В июле Ясная Поляна была полна гостей, приехал Репин, рисовал картину: Толстой в его рабочем кабинете. Приехала Александра Андреевна Толстая — уже очень старая и по-прежнему умная женщина. В семье ее принимали с почетом. Она заметила, что человек, которого она долго любила, мрачен. Однажды она сказала: «Подумали ли вы когда-нибудь серьезно об ответственности перед вашими детьми? Все они производят на меня впечатление блуждающих среди сомнений. Что вы дадите им взамен верований, вероятно отнятых у них вами?»

Толстой омрачился так, что Александра Андреевна поспешила выйти из комнаты.

А дело все тянулось. Наконец 16 сентября 1891 года Лев Николаевич написал и послал в газеты свое отречение в такой форме:

«Милостивый государь,
Вследствие часто получаемых мною запросов о разрешении издавать, переводить и ставить на сцену мои сочинения, прошу вас поместить в издаваемой вами газете следующее мое заявление:

Предоставляю всем желающим право безвозмездно издавать в России и за границей, по-русски и в переводах, а равно и ставить на сценах все те из моих сочинений, которые напечатаны в XII томе издания 1886 года и в вышедшем в нынешнем 1891 году XIII томе, так равно и мои не напечатанные в России и могущие впоследствии, т. е. после нынешнего дня, появиться сочинения».

 
ГОЛОД

I. Сомнения Л. Н. Толстого

 
Недороды, систематически случавшиеся в России, в 1891 году приняли форму голода.
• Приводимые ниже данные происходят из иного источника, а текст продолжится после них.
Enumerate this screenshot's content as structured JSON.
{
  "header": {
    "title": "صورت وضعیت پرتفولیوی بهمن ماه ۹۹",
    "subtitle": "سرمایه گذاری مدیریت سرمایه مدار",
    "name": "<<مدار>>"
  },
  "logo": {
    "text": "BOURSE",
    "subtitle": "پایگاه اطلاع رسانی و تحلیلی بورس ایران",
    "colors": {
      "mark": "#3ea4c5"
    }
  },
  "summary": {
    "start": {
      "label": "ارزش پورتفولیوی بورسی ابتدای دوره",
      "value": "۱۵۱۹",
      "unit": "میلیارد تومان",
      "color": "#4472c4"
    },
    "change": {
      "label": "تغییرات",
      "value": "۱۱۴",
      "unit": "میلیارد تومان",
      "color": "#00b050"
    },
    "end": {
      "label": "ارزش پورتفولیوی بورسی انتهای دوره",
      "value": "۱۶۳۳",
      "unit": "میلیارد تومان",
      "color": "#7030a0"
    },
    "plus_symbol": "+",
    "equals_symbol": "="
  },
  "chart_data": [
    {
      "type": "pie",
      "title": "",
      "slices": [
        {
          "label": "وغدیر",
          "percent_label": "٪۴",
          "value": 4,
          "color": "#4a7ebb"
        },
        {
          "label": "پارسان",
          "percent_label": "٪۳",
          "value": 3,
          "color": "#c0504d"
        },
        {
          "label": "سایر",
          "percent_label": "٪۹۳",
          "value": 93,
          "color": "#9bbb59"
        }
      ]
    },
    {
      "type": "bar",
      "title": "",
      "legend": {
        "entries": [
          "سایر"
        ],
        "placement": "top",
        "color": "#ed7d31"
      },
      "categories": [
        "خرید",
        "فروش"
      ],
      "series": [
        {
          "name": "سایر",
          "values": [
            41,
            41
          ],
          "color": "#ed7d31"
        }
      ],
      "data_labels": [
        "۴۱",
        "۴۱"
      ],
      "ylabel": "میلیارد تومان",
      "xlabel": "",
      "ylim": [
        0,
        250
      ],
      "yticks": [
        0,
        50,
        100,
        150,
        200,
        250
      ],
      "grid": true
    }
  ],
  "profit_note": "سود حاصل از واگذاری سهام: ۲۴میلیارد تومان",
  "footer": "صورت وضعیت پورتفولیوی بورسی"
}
Царапали истощенную, испаханную землю сохами; скот перевелся, поля не унавоживались. Урожай приходил редко, как счастливая случайность, и не мог покрыть огромных дефицитов в хозяйстве. Все быстро шло под гору.

В. И. Ленин писал в 1902 году в статье «Признаки банкротства»: «Хищническое хозяйство самодержавия покоилось на чудовищной эксплуатации крестьянства. Это хозяйство предполагало, как неизбежное последствие, повторяющиеся от времени до времени голодовки крестьян той или иной местности… С 1891 года голодовки стали гигантскими по количеству жертв, а с 1897 г. почти непрерывно следующими одна за другой… Государственный строй, искони державшийся на пассивной поддержке миллионов крестьянства, привел последнее к такому состоянию, при котором оно из года в год оказывается не в состоянии прокормиться».

О голоде заговорили все. Это сперва раздражало Льва Николаевича, так как голод не был неожиданностью. Голод ставил перед Толстым вопрос: что делать сейчас? Правило говорило, что помощь бесполезна.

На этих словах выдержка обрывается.